It’s been a tough fall, but that hasn’t stopped #bsuenglish students and faculty from having a myriad of good news. Continue reading to celebrate all of our department’s achievements from the past couple of months as we near the end of 2020.
Faculty Good News
Peter Bethanis has a painting, an essay, and several poems recently published or forthcoming in San Antonio Review, Book XI, Hinterland, And So It Goes, and Talking Writing.
Rani Deighe Crowe
- Professor Rani Deighe Crowe’s short film Quiet on Set has recently been selected to Tallgrass Film Festival in Witchita, KS, International Short Film Festival Kalmthout in Belgium, Cayenne Short Film Festival, NYC, NY, and Centre Film Festival in State College, Pennsylvania.
- Rani’s feature screenplay, Our Prestigious Faculty, is an official selection of the Austin Revolution Film Festival.
- Professor Crowe’s short short film, Shelter Alone at Home, was a semi-finalist for Best Actress in the Couch Film Festival in Toronto.
Michael Begnal’s chapbook Tropospheric Clouds was published by Adjunct Press.
- Begnal’s essay “’the fabric / through which’: Immanence and Ecopoetics in Maurice Scully’s Humming” was published in the edited collection A Line of Tiny Zeros in the Fabric: Essays on the Poetry of Maurice Scully, edited by Ken Keating, published by Shearsman Books.
- Additionally, Prof. Begnal’s poem “Owners” appears online in the poetry journal of Recenter Press (issue 4, Fall 2020).
Emily Ruth Rutter’s current book, Black Celebrity: Contemporary Representations of Postbellum Athletes and Artists, has been accepted for publication by University of Delaware Press and will be in print in November 2021.
Andrea Wolfe’s book, Black Mothers and the National Body Politic: The Narrative Positioning of the Black Maternal Body from the Civil War Period through the Present, was published by Lexington Press.
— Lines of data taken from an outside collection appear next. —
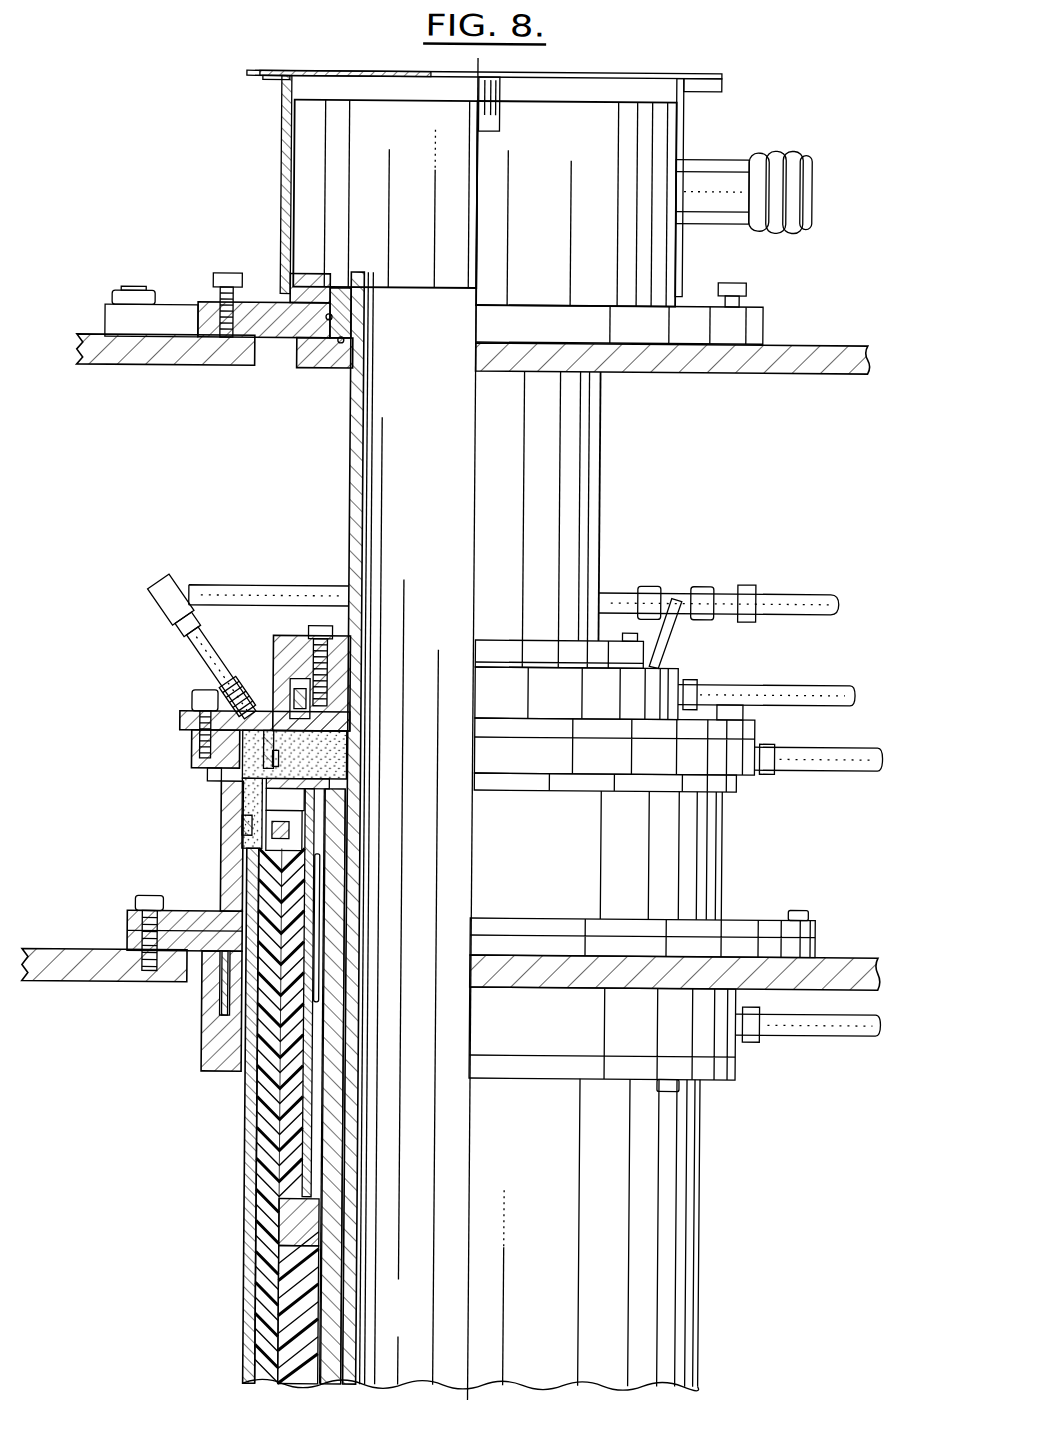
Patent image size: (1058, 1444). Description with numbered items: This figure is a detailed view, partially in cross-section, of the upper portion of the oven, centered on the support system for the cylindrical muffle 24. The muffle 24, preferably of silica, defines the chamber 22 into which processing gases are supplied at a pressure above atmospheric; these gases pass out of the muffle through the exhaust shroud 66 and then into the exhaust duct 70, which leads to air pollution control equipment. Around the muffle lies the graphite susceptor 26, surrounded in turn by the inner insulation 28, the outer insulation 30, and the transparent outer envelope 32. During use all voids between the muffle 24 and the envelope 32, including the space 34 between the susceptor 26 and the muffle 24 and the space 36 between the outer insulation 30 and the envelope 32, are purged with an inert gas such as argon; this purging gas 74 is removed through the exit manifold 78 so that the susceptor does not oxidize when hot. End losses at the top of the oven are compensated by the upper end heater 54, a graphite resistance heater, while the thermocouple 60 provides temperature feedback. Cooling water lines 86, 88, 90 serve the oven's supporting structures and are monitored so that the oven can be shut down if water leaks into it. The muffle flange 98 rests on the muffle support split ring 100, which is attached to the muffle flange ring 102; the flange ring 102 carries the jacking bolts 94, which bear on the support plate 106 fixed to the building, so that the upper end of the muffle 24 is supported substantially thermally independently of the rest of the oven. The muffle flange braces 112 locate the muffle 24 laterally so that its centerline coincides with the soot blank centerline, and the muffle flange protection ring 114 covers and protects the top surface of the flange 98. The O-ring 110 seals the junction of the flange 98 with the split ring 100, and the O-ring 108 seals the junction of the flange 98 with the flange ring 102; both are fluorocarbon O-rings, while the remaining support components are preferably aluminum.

The chamber 22 is at (432, 534).
The muffle 24 is at (353, 1337).
The susceptor 26 is at (330, 1278).
The inner insulation 28 is at (295, 1218).
The outer insulation 30 is at (273, 1188).
The outer envelope 32 is at (250, 1152).
The space 34 is at (345, 1305).
The space 36 is at (260, 1255).
The upper end heater 54 is at (310, 1120).
The thermocouple 60 is at (323, 967).
The exhaust shroud 66 is at (579, 153).
The exhaust duct 70 is at (775, 156).
The purging gas 74 is at (905, 603).
The exit manifold 78 is at (255, 586).
The cooling water line 86 is at (843, 1040).
The cooling water line 88 is at (850, 770).
The cooling water line 90 is at (826, 686).
The jacking bolts 94 is at (740, 291).
The muffle flange 98 is at (354, 323).
The muffle support split ring 100 is at (316, 370).
The muffle flange ring 102 is at (272, 340).
The support plate 106 is at (175, 362).
The O-ring 108 is at (330, 318).
The O-ring 110 is at (341, 343).
The muffle flange braces 112 is at (110, 318).
The muffle flange protection ring 114 is at (326, 275).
Indiana Writing Project is thrilled to partner with Burris Laboratory School to support student writers in middle and high school. Dr. Susanna Benko is working with middle and high school ELA teachers to study students’ writing needs, support struggling writers, and to develop peer tutoring programs for Burris students. This project is made possible through funding from the Indiana Department of Education.
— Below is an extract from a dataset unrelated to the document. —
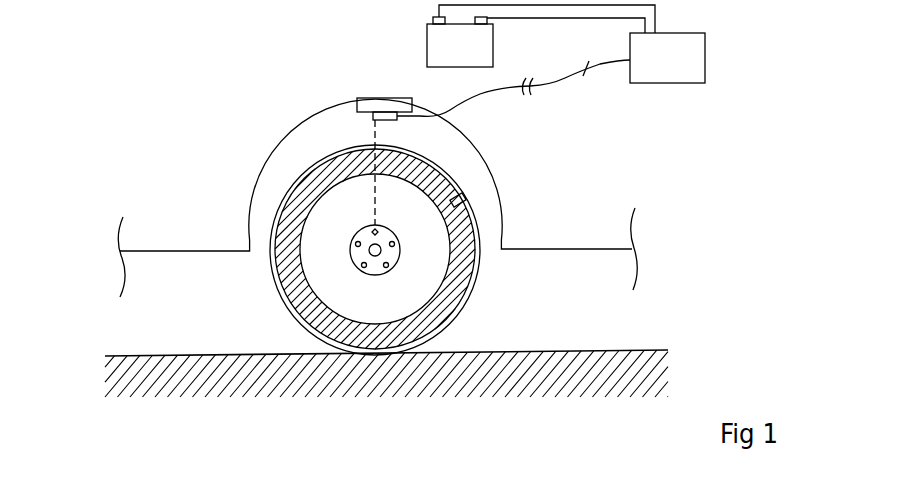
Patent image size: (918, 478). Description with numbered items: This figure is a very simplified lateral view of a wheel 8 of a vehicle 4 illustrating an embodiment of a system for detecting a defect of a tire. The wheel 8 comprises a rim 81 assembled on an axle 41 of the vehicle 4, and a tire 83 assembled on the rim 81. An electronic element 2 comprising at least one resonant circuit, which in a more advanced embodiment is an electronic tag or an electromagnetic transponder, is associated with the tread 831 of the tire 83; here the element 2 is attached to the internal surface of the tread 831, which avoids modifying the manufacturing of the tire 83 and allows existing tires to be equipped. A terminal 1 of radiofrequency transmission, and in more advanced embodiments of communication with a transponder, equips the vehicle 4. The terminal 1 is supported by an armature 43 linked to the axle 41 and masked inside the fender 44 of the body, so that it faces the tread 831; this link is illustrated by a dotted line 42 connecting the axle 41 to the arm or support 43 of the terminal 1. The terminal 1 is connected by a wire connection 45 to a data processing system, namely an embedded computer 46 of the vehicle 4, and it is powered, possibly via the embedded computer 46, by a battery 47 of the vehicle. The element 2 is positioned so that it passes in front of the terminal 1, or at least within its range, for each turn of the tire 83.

As part of the work with IWP and Burris, Dr. Susanna Benko and Dr. Jackie Grustch McKinney are leading professional development for a team of teachers from six local school districts. In their work together, the team will study peer tutoring and student-run writing centers, and teachers will work to develop peer tutoring programs for their middle and high schools.
Ben Bascom organized and chaired a panel on “Queer Eccentricity in the Long Nineteenth-Century” and presented a portion of his book project at the digital conference for C19: The Society of Nineteenth-Century Americanists. He also published a review of digital teaching resources for Early American Literature.
Molly Ferguson is presenting to the Newberry Library Irish Studies Seminar a chapter of her book project, “Shame, Silence and Escape in Mermaid and Selkie Stories” on November 13th. Attendees read the essay in advance and an assigned respondent from the field will comment and lead discussion.
Kathryn S. Gardiner’s feature-length screenplay “Adults of an Undescribed Species,” an entomological fairy romcom, advanced to the second round of the 2020 Austin Film Festival and Screenwriting Competition.
Students/Alumni Good News
Emilie Schiess has won the university’s Excellence in Graduate Teaching Award (Masters Level).
Check out Indelible co-creator and Creative Writing student Rebekah Hoffer’s “Writing with Indelible Ink” in Ball Bearings Magazine.
Hayat Bedaiwi, who earned her PhD in English Literature from Ball State in 2019, has launched the Writers Backstage podcast. The purpose of the podcast is to explore the stories behind the literature of immigrant writers and ethnic literature in the United States. Some episodes are in Arabic and some are in English.